India's largest drugmaker Sun Pharmaceutical Industries announced that its European biotech partner Philogen has voluntarily withdrawn the marketing authorization application (MAA) for its investigational therapy Nidlegy from the European Medicines Agency (EMA). The decision represents a regulatory setback for the melanoma treatment that had been progressing through European approval processes.
Regulatory Withdrawal Details
The MAA for Nidlegy was originally submitted to the EMA in June 2024. However, Philogen made the strategic decision to withdraw the application due to timing constraints related to the availability of critical regulatory data.
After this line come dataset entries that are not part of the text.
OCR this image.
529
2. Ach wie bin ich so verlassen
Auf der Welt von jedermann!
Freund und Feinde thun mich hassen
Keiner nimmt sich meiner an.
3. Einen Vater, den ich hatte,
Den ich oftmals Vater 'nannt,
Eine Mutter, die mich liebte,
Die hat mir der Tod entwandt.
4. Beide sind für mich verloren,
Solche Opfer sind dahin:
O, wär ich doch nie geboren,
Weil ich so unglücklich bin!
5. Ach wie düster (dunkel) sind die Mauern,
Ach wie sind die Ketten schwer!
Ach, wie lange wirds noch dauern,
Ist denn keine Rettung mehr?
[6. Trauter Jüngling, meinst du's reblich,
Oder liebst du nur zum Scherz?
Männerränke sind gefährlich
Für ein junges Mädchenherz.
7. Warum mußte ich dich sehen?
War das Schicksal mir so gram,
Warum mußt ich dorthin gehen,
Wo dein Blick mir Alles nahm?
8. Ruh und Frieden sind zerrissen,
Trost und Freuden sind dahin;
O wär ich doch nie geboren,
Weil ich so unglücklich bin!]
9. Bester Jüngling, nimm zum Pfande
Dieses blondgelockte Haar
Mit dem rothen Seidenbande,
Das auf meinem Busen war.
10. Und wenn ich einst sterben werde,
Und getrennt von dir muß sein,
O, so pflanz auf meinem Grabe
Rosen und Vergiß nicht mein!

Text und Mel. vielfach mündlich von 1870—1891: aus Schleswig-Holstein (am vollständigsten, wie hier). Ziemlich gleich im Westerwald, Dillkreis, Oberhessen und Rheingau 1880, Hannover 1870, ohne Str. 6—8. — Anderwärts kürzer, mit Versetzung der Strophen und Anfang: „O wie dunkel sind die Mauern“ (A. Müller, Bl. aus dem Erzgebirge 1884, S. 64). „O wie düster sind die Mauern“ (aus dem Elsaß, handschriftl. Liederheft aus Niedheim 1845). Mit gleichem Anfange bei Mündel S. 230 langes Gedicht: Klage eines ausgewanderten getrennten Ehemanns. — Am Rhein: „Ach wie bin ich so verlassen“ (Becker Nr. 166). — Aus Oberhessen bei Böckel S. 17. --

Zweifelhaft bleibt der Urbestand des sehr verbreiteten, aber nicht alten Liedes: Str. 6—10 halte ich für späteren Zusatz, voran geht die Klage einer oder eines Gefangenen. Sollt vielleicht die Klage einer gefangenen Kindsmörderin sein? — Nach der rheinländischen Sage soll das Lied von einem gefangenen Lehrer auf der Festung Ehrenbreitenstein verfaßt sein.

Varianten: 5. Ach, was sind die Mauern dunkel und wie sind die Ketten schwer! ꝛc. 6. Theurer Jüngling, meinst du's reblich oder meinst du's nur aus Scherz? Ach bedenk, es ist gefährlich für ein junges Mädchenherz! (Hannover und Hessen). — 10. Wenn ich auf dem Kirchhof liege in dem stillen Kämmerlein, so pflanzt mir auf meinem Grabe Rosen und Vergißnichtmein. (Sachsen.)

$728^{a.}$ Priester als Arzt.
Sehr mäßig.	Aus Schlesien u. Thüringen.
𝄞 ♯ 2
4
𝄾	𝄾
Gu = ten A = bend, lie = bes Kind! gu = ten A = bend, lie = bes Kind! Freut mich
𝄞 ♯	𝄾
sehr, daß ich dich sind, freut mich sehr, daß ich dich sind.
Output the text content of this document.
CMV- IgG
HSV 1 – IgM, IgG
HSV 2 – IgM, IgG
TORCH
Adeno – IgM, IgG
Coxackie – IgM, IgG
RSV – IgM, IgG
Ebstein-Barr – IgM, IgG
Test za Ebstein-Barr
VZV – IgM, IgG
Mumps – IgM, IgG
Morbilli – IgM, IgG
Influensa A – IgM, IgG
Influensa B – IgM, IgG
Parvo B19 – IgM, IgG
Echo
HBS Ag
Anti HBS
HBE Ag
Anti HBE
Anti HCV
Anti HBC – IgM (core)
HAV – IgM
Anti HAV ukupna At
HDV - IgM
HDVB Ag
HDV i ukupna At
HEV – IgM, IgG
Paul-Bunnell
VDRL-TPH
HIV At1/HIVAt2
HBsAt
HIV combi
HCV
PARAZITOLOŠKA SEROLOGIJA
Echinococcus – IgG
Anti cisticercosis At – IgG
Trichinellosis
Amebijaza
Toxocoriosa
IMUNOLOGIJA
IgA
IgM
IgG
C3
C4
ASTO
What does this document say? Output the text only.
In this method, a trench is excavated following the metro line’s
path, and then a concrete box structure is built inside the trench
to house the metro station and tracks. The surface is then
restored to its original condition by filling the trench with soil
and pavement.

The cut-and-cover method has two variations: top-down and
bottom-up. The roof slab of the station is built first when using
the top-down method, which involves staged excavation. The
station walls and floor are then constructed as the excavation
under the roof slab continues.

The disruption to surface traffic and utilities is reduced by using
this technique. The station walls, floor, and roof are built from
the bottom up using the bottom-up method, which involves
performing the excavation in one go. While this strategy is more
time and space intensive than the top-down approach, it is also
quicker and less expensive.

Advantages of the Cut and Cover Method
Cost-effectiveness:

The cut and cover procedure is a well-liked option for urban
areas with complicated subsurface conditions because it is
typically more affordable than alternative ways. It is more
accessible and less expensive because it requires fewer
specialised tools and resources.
Specifically, the company cited delays in providing Chemistry, Manufacturing and Controls (CMC) data and additional clinical information necessary to fully characterize the therapy's benefit-risk profile in patients with locally advanced resectable melanoma.
According to the company, providing this essential data within the current regulatory timeline was deemed unlikely, prompting the voluntary withdrawal to avoid potential regulatory complications.
About Nidlegy Therapy
Nidlegy is a biological investigational medicinal product being developed as a neoadjuvant treatment for adult patients with locally advanced, fully resectable melanoma. The therapy represents a collaborative development effort between Sun Pharma and Philogen, targeting key international markets including Europe, New Zealand, and Australia.
The investigational treatment has demonstrated significant clinical exposure, having been administered to more than 450 patients with various types of skin cancer. This extensive patient experience suggests the therapy's potential utility across multiple skin cancer indications beyond its primary melanoma focus.
Company Response and Future Plans
Prof. Dr. Dario Neri, CEO and CSO of Philogen, addressed the regulatory decision in an official statement: "After careful consideration of the feedback and ongoing dialogue with EMA, we have decided to withdraw the MAA for Nidlegy and resubmit an updated application, in view of the potential of the product in melanoma and beyond. We are working closely together with EMA to address their requests in preparation of the forthcoming resubmission of the MAA."
Philogen emphasized that it remains in close contact with both the EMA and the broader medical community, maintaining its commitment to making Nidlegy available to patients with melanoma and non-melanoma skin cancers as expeditiously as possible. The company has confirmed its intention to resubmit an updated application once the necessary regulatory requirements are fully addressed.
Market Impact
The regulatory setback had minimal immediate impact on Sun Pharma's stock performance, with shares ending 0.15% higher at ₹1,665 on the day of the announcement. However, the stock has experienced broader market pressures, declining 12% in 2025 prior to this development.
The withdrawal, while representing a temporary delay, does not appear to signal fundamental concerns about Nidlegy's therapeutic potential, but rather reflects the complex regulatory requirements for novel cancer therapies in the European market.